“So as to make the chance of him being seen with the bricks so much less. He picked up the bricks at some building at night, you say, and I believe it.”
“There’s hardly a doubt of that,” spoke Larry. “For he wouldn’t risk going up in an open manner and asking some mason for the bricks. Whoever he asked for them would have remembered it, when the story came out, and we’d have more evidence—which we now haven’t. So I believe he took the bricks at night, from some building, without asking any one.”
“Of course,” agreed the detective, “and he’d want to travel as short a distance afterward as possible. For, look you, Larry, a fellow with a load of bricks might meet a policeman, or a detective, who, naturally, would be suspicious. So I think the thief just slipped out of his house, went a short distance, picked up the bricks, and skipped back.”
“By Jove! I never thought of that!” exclaimed Larry. “You mean——”
“I mean that you ought to get a list, showing where every employee of the bank lives. Then take a walk around each of their houses, and see if there isn’t a new building going up near some of them, where these bricks are being used. Then you may have something to work on.”
“I will!” cried Larry, the light of a new hope shining in his eyes. “This is great, Bill! I guess I’ve got lots to learn, after all. I will take a walk around, and keep my eyes open.”
“There’s only one trouble,” suggested the detective, with a twinkle in his eyes; “you may find half a dozen new houses with these bricks scattered about them, and some bank employee may live near each one.

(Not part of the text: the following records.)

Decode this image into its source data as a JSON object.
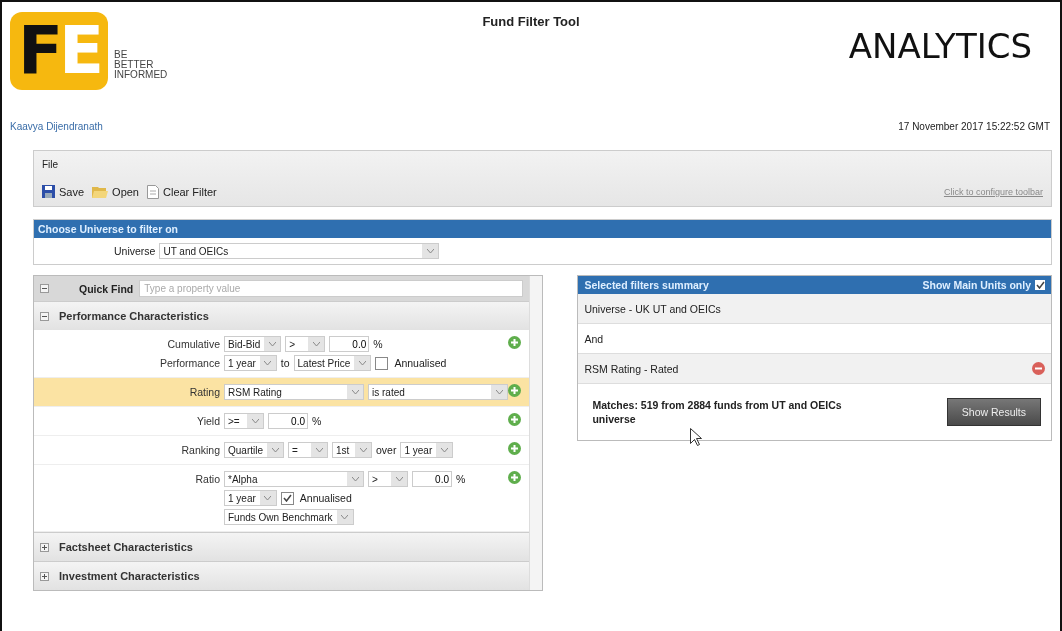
{
  "header": {
    "logo_letters": [
      "F",
      "E"
    ],
    "tagline": [
      "BE",
      "BETTER",
      "INFORMED"
    ],
    "title": "Fund Filter Tool",
    "brand": "ANALYTICS",
    "user": "Kaavya Dijendranath",
    "datetime": "17 November 2017 15:22:52 GMT"
  },
  "toolbar": {
    "menu": [
      "File"
    ],
    "buttons": [
      {
        "label": "Save",
        "kind": "save"
      },
      {
        "label": "Open",
        "kind": "open"
      },
      {
        "label": "Clear Filter",
        "kind": "clear"
      }
    ],
    "configure_link": "Click to configure toolbar"
  },
  "universe": {
    "header": "Choose Universe to filter on",
    "label": "Universe",
    "value": "UT and OEICs"
  },
  "filters": {
    "quick_find": {
      "label": "Quick Find",
      "placeholder": "Type a property value"
    },
    "sections": [
      {
        "title": "Performance Characteristics",
        "expanded": true,
        "rows": [
          {
            "highlighted": false,
            "lines": [
              {
                "label": "Cumulative",
                "controls": [
                  {
                    "kind": "select",
                    "value": "Bid-Bid"
                  },
                  {
                    "kind": "select",
                    "value": ">"
                  },
                  {
                    "kind": "number",
                    "value": "0.0"
                  },
                  {
                    "kind": "text",
                    "text": "%"
                  }
                ]
              },
              {
                "label": "Performance",
                "controls": [
                  {
                    "kind": "select",
                    "value": "1 year"
                  },
                  {
                    "kind": "text",
                    "text": "to"
                  },
                  {
                    "kind": "select",
                    "value": "Latest Price"
                  },
                  {
                    "kind": "checkbox",
                    "checked": false,
                    "label": "Annualised"
                  }
                ]
              }
            ]
          },
          {
            "highlighted": true,
            "lines": [
              {
                "label": "Rating",
                "controls": [
                  {
                    "kind": "select",
                    "value": "RSM Rating",
                    "wide": true
                  },
                  {
                    "kind": "select",
                    "value": "is rated",
                    "wide": true
                  }
                ]
              }
            ]
          },
          {
            "highlighted": false,
            "lines": [
              {
                "label": "Yield",
                "controls": [
                  {
                    "kind": "select",
                    "value": ">="
                  },
                  {
                    "kind": "number",
                    "value": "0.0"
                  },
                  {
                    "kind": "text",
                    "text": "%"
                  }
                ]
              }
            ]
          },
          {
            "highlighted": false,
            "lines": [
              {
                "label": "Ranking",
                "controls": [
                  {
                    "kind": "select",
                    "value": "Quartile"
                  },
                  {
                    "kind": "select",
                    "value": "="
                  },
                  {
                    "kind": "select",
                    "value": "1st"
                  },
                  {
                    "kind": "text",
                    "text": "over"
                  },
                  {
                    "kind": "select",
                    "value": "1 year"
                  }
                ]
              }
            ]
          },
          {
            "highlighted": false,
            "lines": [
              {
                "label": "Ratio",
                "controls": [
                  {
                    "kind": "select",
                    "value": "*Alpha",
                    "wide": true
                  },
                  {
                    "kind": "select",
                    "value": ">"
                  },
                  {
                    "kind": "number",
                    "value": "0.0"
                  },
                  {
                    "kind": "text",
                    "text": "%"
                  }
                ]
              },
              {
                "controls": [
                  {
                    "kind": "select",
                    "value": "1 year"
                  },
                  {
                    "kind": "checkbox",
                    "checked": true,
                    "label": "Annualised"
                  }
                ]
              },
              {
                "controls": [
                  {
                    "kind": "select",
                    "value": "Funds Own Benchmark"
                  }
                ]
              }
            ]
          }
        ]
      },
      {
        "title": "Factsheet Characteristics",
        "expanded": false
      },
      {
        "title": "Investment Characteristics",
        "expanded": false
      }
    ]
  },
  "summary": {
    "title": "Selected filters summary",
    "main_units": {
      "label": "Show Main Units only",
      "checked": true
    },
    "items": [
      {
        "text": "Universe - UK UT and OEICs",
        "removable": false
      },
      {
        "text": "And",
        "removable": false
      },
      {
        "text": "RSM Rating - Rated",
        "removable": true
      }
    ],
    "matches": "Matches: 519 from 2884 funds from UT and OEICs universe",
    "button": "Show Results"
  }
}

Then you’ll have six fellows to be suspicious of.”
“That’s better than having a whole bankful,” replied the young reporter. “I’m off now.”
His first care was to get from Mr. Bentfield a list of the residences of all the bank employees. Nor would he say why he wanted it. Then Larry began a sort of walking tour, intending to cover a good part of New York. He would first locate the house of some employee, and then circle about it to find a building in course of erection—a building where the bricks were used that had played such a part in the robbery. “Million-dollar bricks,” Larry called them, and it is as good a term as any other to employ in describing them.
“Well, this may make a good story, even if I don’t get any real clew out of it,” mused Larry, as he began his walk.